Vietnam veteran Mike Mallardi understands that the wounds of war are not always visible or immediate. His service-connected illnesses, like those of so many other veterans, caught up with him many years later.
“Where I slept and worked was where the aircraft fired their engines, and that’s where they stored it,” he said about his proximity to Agent Orange in service.
Long after his time in Vietnam, the Air Force veteran experienced the impact of his exposure with diagnoses of Parkinson’s disease, diabetes and a brain tumor. He’s spent two years in and out of hospitals for treatment.
Because of the tumor, he is unable to drive and has to write everything down due to short-term memory loss. “I don’t blame the military,” said Mallardi. Instead of being bitter about his disabilities, he looks for ways to help other veterans get justice for their sacrifices.

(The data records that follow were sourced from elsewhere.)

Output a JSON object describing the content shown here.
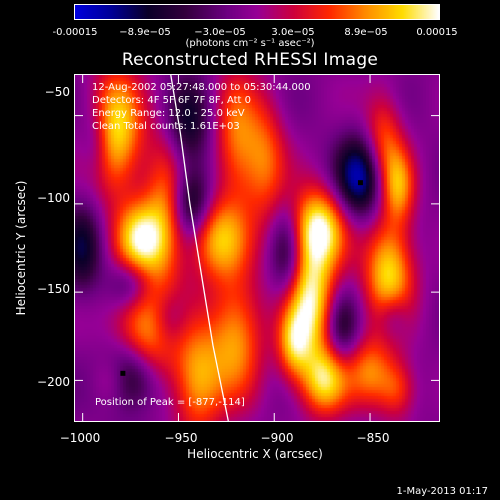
{
  "colorbar": {
    "tick_labels": [
      "-0.00015",
      "−8.9e−05",
      "−3.0e−05",
      "3.0e−05",
      "8.9e−05",
      "0.00015"
    ],
    "tick_values": [
      -0.00015,
      -8.9e-05,
      -3e-05,
      3e-05,
      8.9e-05,
      0.00015
    ],
    "units": "(photons cm⁻² s⁻¹ asec⁻²)",
    "range": [
      -0.00015,
      0.00015
    ]
  },
  "annotations": {
    "time": "12-Aug-2002 05:27:48.000 to 05:30:44.000",
    "detectors": "Detectors: 4F 5F 6F 7F 8F, Att 0",
    "energy": "Energy Range: 12.0 - 25.0 keV",
    "clean": "Clean     Total counts: 1.61E+03",
    "peak": "Position of Peak = [-877,-114]"
  },
  "footer": {
    "date": "1-May-2013 01:17"
  },
  "chart_data": {
    "type": "heatmap",
    "title": "Reconstructed RHESSI Image",
    "xlabel": "Heliocentric X (arcsec)",
    "ylabel": "Heliocentric Y (arcsec)",
    "xlim": [
      -1004,
      -814
    ],
    "ylim": [
      -223,
      -27
    ],
    "x_ticks": [
      -1000,
      -950,
      -900,
      -850
    ],
    "x_tick_labels": [
      "−1000",
      "−950",
      "−900",
      "−850"
    ],
    "y_ticks": [
      -50,
      -100,
      -150,
      -200
    ],
    "y_tick_labels": [
      "−50",
      "−100",
      "−150",
      "−200"
    ],
    "peak_position": [
      -877,
      -114
    ],
    "limb_curve": [
      [
        -954,
        -27
      ],
      [
        -949,
        -60
      ],
      [
        -944,
        -100
      ],
      [
        -938,
        -140
      ],
      [
        -932,
        -180
      ],
      [
        -924,
        -223
      ]
    ],
    "hot_sources": [
      {
        "x": -983,
        "y": -60,
        "sx": 10,
        "sy": 25,
        "a": 0.9
      },
      {
        "x": -970,
        "y": -120,
        "sx": 9,
        "sy": 15,
        "a": 0.85
      },
      {
        "x": -967,
        "y": -173,
        "sx": 12,
        "sy": 22,
        "a": 0.8
      },
      {
        "x": -985,
        "y": -200,
        "sx": 7,
        "sy": 10,
        "a": 0.3
      },
      {
        "x": -957,
        "y": -105,
        "sx": 8,
        "sy": 32,
        "a": 0.55
      },
      {
        "x": -930,
        "y": -120,
        "sx": 11,
        "sy": 16,
        "a": 0.7
      },
      {
        "x": -940,
        "y": -200,
        "sx": 9,
        "sy": 22,
        "a": 0.7
      },
      {
        "x": -920,
        "y": -175,
        "sx": 10,
        "sy": 25,
        "a": 0.7
      },
      {
        "x": -920,
        "y": -65,
        "sx": 8,
        "sy": 28,
        "a": 0.55
      },
      {
        "x": -905,
        "y": -75,
        "sx": 8,
        "sy": 25,
        "a": 0.55
      },
      {
        "x": -877,
        "y": -114,
        "sx": 10,
        "sy": 16,
        "a": 1.0
      },
      {
        "x": -881,
        "y": -155,
        "sx": 9,
        "sy": 22,
        "a": 0.95
      },
      {
        "x": -874,
        "y": -200,
        "sx": 9,
        "sy": 14,
        "a": 0.85
      },
      {
        "x": -890,
        "y": -180,
        "sx": 6,
        "sy": 14,
        "a": 0.6
      },
      {
        "x": -840,
        "y": -140,
        "sx": 9,
        "sy": 22,
        "a": 0.9
      },
      {
        "x": -843,
        "y": -65,
        "sx": 7,
        "sy": 20,
        "a": 0.55
      },
      {
        "x": -835,
        "y": -90,
        "sx": 6,
        "sy": 15,
        "a": 0.6
      },
      {
        "x": -850,
        "y": -195,
        "sx": 8,
        "sy": 14,
        "a": 0.55
      },
      {
        "x": -836,
        "y": -205,
        "sx": 7,
        "sy": 12,
        "a": 0.5
      }
    ],
    "cold_sources": [
      {
        "x": -975,
        "y": -197,
        "sx": 10,
        "sy": 14,
        "a": 0.9
      },
      {
        "x": -1000,
        "y": -125,
        "sx": 7,
        "sy": 18,
        "a": 0.55
      },
      {
        "x": -993,
        "y": -65,
        "sx": 6,
        "sy": 15,
        "a": 0.4
      },
      {
        "x": -975,
        "y": -145,
        "sx": 8,
        "sy": 10,
        "a": 0.5
      },
      {
        "x": -943,
        "y": -100,
        "sx": 7,
        "sy": 14,
        "a": 0.7
      },
      {
        "x": -945,
        "y": -55,
        "sx": 8,
        "sy": 18,
        "a": 0.55
      },
      {
        "x": -955,
        "y": -165,
        "sx": 7,
        "sy": 12,
        "a": 0.45
      },
      {
        "x": -855,
        "y": -85,
        "sx": 9,
        "sy": 16,
        "a": 0.9
      },
      {
        "x": -893,
        "y": -128,
        "sx": 6,
        "sy": 18,
        "a": 0.55
      },
      {
        "x": -865,
        "y": -170,
        "sx": 6,
        "sy": 14,
        "a": 0.5
      },
      {
        "x": -838,
        "y": -163,
        "sx": 6,
        "sy": 10,
        "a": 0.45
      }
    ],
    "markers": [
      [
        -855,
        -88
      ],
      [
        -979,
        -196
      ]
    ]
  }
}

Mallardi wasn’t even looking for information about service-connected benefits when he first met Richard Duley, a DAV chapter service officer in Tallahassee, Fla. Instead, he was simply trying to correct his military discharge paperwork, which failed to indicate his Vietnam service. Rectifying that error appeared to be no easy task. “Someone had suggested I talk with the DAV guy,” said Mallardi. “I went in there, and it was like night and day. He had the information corrected within two months.
“When you say, ‘DAV thanks you,’ I say, ‘Thank you, DAV.’ You guys are like godsends.”

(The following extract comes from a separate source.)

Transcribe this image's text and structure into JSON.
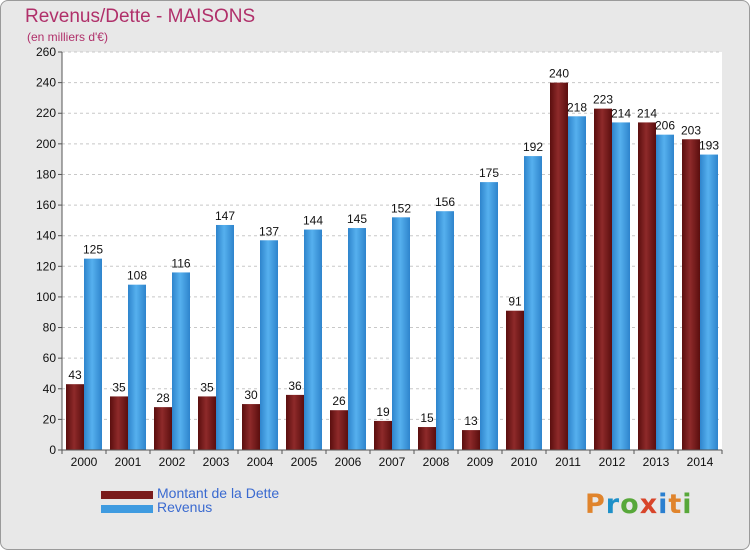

Making a difference in the lives of veterans has long mattered to Mallardi and his wife of 42 years, Joanne. Their generosity includes the DAV Charitable Service Trust, where they have established two charitable gift annuities that provide them monthly fixed payments for life, plus tax benefits, and they have named DAV in their estate plans.
“We’ve reached a point in our lives where we aren’t rich, but we’re comfortable,” said Mallardi. “Veterans have needs that are too numerous to mention, and if somebody needs something, you guys—DAV—can do it.”
We extend our deepest gratitude to the Mallardis for paying it forward to future generations of veterans by graciously supporting our work.